CNH do Brasil passa a exibir passagens no Free Flow

A Carteira de Trânsito Digital, a CNH do Brasil, passou a informar aos motoristas, desde a segunda-feira (24), sobre passagens por pedágios eletrônicos (Free Flow) e a indicar como realizar o pagamento da tarifa, independentemente de onde a cobrança foi feita. Com a nova funcionalidade, a Associação Brasileira das Empresas de Pagamento Automático para Mobilidade (Abepam) reforça a importância de consultar informações sobre cobranças em canais oficiais e de redobrar a atenção com links, mensagens ou páginas que prometam acesso a esses dados ou a regularização de tarifas.

Desde janeiro de 2026, a empresa de cibersegurança Kaspersky identificou mais de 400 sites fraudulentos relacionados ao sistema Free Flow, criados para simular páginas de consulta e pagamento de tarifas. Os sites falsos reproduzem a identidade visual de canais oficiais e podem utilizar informações reais dos veículos para convencer motoristas a realizar pagamentos indevidos.

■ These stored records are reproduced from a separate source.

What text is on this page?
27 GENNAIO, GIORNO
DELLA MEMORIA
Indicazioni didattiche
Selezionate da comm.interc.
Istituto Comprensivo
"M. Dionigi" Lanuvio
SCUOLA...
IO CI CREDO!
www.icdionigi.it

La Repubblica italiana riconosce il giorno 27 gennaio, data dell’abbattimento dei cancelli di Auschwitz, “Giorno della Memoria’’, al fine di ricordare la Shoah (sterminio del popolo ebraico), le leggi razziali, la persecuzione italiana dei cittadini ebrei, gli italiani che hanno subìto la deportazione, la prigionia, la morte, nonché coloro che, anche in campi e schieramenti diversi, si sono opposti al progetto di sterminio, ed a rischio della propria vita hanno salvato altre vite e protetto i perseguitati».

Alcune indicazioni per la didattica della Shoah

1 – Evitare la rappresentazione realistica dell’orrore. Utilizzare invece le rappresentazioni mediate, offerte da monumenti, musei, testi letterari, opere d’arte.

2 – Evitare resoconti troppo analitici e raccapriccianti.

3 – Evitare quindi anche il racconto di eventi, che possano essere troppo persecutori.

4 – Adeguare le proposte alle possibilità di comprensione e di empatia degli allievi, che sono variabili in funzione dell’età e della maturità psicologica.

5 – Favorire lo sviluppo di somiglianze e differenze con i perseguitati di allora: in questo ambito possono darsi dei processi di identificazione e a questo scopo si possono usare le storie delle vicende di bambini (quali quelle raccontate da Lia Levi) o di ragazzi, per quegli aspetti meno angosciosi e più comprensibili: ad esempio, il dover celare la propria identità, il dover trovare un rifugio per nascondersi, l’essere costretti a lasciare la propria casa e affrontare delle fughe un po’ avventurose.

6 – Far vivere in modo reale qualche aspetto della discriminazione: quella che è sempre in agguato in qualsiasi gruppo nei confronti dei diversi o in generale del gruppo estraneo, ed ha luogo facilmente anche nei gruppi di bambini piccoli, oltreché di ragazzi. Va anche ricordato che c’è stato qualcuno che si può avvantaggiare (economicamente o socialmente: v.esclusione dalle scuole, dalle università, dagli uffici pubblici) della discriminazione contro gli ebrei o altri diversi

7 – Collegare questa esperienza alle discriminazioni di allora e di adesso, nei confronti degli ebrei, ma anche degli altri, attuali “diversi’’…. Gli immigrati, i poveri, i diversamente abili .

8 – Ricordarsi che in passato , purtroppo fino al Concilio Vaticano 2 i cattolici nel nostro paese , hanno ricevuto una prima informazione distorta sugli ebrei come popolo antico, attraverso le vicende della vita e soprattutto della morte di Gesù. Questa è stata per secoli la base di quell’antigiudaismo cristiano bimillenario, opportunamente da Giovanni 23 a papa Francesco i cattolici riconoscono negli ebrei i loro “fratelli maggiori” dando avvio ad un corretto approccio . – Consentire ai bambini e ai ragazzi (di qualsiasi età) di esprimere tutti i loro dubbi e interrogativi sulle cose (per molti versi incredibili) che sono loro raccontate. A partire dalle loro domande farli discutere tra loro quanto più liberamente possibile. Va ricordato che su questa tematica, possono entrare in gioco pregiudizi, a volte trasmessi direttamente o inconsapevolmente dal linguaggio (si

Para atrair as vítimas, são utilizados anúncios patrocinados em buscadores que reproduzem o layout de plataformas conhecidas, como o portal Pedágio Digital, para dar aparência de legitimidade às páginas falsas. Ao acessar esses sites, o motorista pode ser orientado a informar a placa e, em seguida, direcionado para o pagamento de uma suposta tarifa, geralmente via Pix.

Como se proteger

A Abepam destaca que alguns cuidados simples podem ajudar o usuário do pedágio a identificar cobranças fraudulentas e evitar prejuízos. “O motorista deve sempre verificar a origem da cobrança antes de realizar qualquer pagamento. A recomendação é acessar diretamente os canais oficiais da concessionária, conferir o endereço eletrônico antes de informar a placa ou outros dados e verificar o destinatário no caso de pagamentos via Pix”, orienta Carlos Gazaffi, vice-presidente da Abepam e presidente do Sem Parar.

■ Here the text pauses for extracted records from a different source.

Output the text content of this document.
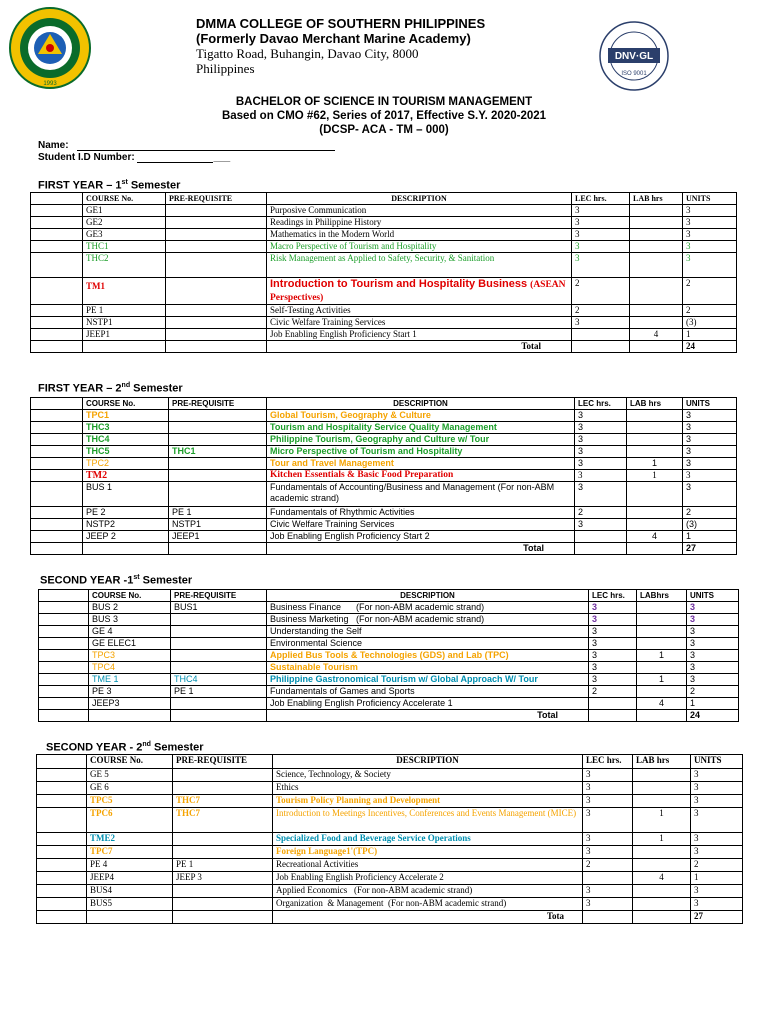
1993
DNV·GL
ISO 9001
DMMA COLLEGE OF SOUTHERN PHILIPPINES
(Formerly Davao Merchant Marine Academy)
Tigatto Road, Buhangin, Davao City, 8000
Philippines
BACHELOR OF SCIENCE IN TOURISM MANAGEMENT
Based on CMO #62, Series of 2017, Effective S.Y. 2020-2021
(DCSP- ACA - TM – 000)
Name:
Student I.D Number:	___
FIRST YEAR – 1st Semester
	COURSE No.	PRE-REQUISITE	DESCRIPTION	LEC hrs.	LAB hrs	UNITS
	GE1		Purposive Communication	3		3
	GE2		Readings in Philippine History	3		3
	GE3		Mathematics in the Modern World	3		3
	THC1		Macro Perspective of Tourism and Hospitality	3		3
	THC2		Risk Management as Applied to Safety, Security, & Sanitation	3		3
	TM1		Introduction to Tourism and Hospitality Business (ASEAN Perspectives)	2		2
	PE 1		Self-Testing Activities	2		2
	NSTP1		Civic Welfare Training Services	3		(3)
	JEEP1		Job Enabling English Proficiency Start 1		4	1
			Total			24
FIRST YEAR – 2nd Semester
	COURSE No.	PRE-REQUISITE	DESCRIPTION	LEC hrs.	LAB hrs	UNITS
	TPC1		Global Tourism, Geography & Culture	3		3
	THC3		Tourism and Hospitality Service Quality Management	3		3
	THC4		Philippine Tourism, Geography and Culture w/ Tour	3		3
	THC5	THC1	Micro Perspective of Tourism and Hospitality	3		3
	TPC2		Tour and Travel Management	3	1	3
	TM2		Kitchen Essentials & Basic Food Preparation	3	1	3
	BUS 1		Fundamentals of Accounting/Business and Management (For non-ABM academic strand)	3		3
	PE 2	PE 1	Fundamentals of Rhythmic Activities	2		2
	NSTP2	NSTP1	Civic Welfare Training Services	3		(3)
	JEEP 2	JEEP1	Job Enabling English Proficiency Start 2		4	1
			Total			27
SECOND YEAR -1st Semester
	COURSE No.	PRE-REQUISITE	DESCRIPTION	LEC hrs.	LABhrs	UNITS
	BUS 2	BUS1	Business Finance      (For non-ABM academic strand)	3		3
	BUS 3		Business Marketing   (For non-ABM academic strand)	3		3
	GE 4		Understanding the Self	3		3
	GE ELEC1		Environmental Science	3		3
	TPC3		Applied Bus Tools & Technologies (GDS) and Lab (TPC)	3	1	3
	TPC4		Sustainable Tourism	3		3
	TME 1	THC4	Philippine Gastronomical Tourism w/ Global Approach W/ Tour	3	1	3
	PE 3	PE 1	Fundamentals of Games and Sports	2		2
	JEEP3		Job Enabling English Proficiency Accelerate 1		4	1
			Total			24
SECOND YEAR - 2nd Semester
	COURSE No.	PRE-REQUISITE	DESCRIPTION	LEC hrs.	LAB hrs	UNITS
	GE 5		Science, Technology, & Society	3		3
	GE 6		Ethics	3		3
	TPC5	THC7	Tourism Policy Planning and Development	3		3
	TPC6	THC7	Introduction to Meetings Incentives, Conferences and Events Management (MICE)	3	1	3
	TME2		Specialized Food and Beverage Service Operations	3	1	3
	TPC7		Foreign Language1'(TPC)	3		3
	PE 4	PE 1	Recreational Activities	2		2
	JEEP4	JEEP 3	Job Enabling English Proficiency Accelerate 2		4	1
	BUS4		Applied Economics   (For non-ABM academic strand)	3		3
	BUS5		Organization  & Management  (For non-ABM academic strand)	3		3
			Tota			27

O representante da entidade reforça que a tag de pagamento oferece segurança no pagamento. “Quando o motorista utiliza a tag, o pagamento é feito de forma automática e integrado diretamente ao contrato com a operadora, sem necessidade de acessar links ou realizar pagamentos avulsos. Isso reduz significativamente a exposição a golpes com boletos, links ou mensagens falsas”, afirma.

Na dúvida, não clique

Diante de uma cobrança inesperada, a Abepam recomenda que o motorista não clique em links, não informe dados e não realize o pagamento imediatamente. A orientação é acessar diretamente os canais oficiais da concessionária e confirmar se existe, de fato, uma tarifa pendente.

Com cuidados simples, como conferir a origem da cobrança, verificar o endereço eletrônico e confirmar os dados do destinatário antes de realizar um Pix, o motorista pode reduzir o risco de cair em páginas fraudulentas e realizar pagamentos indevidos.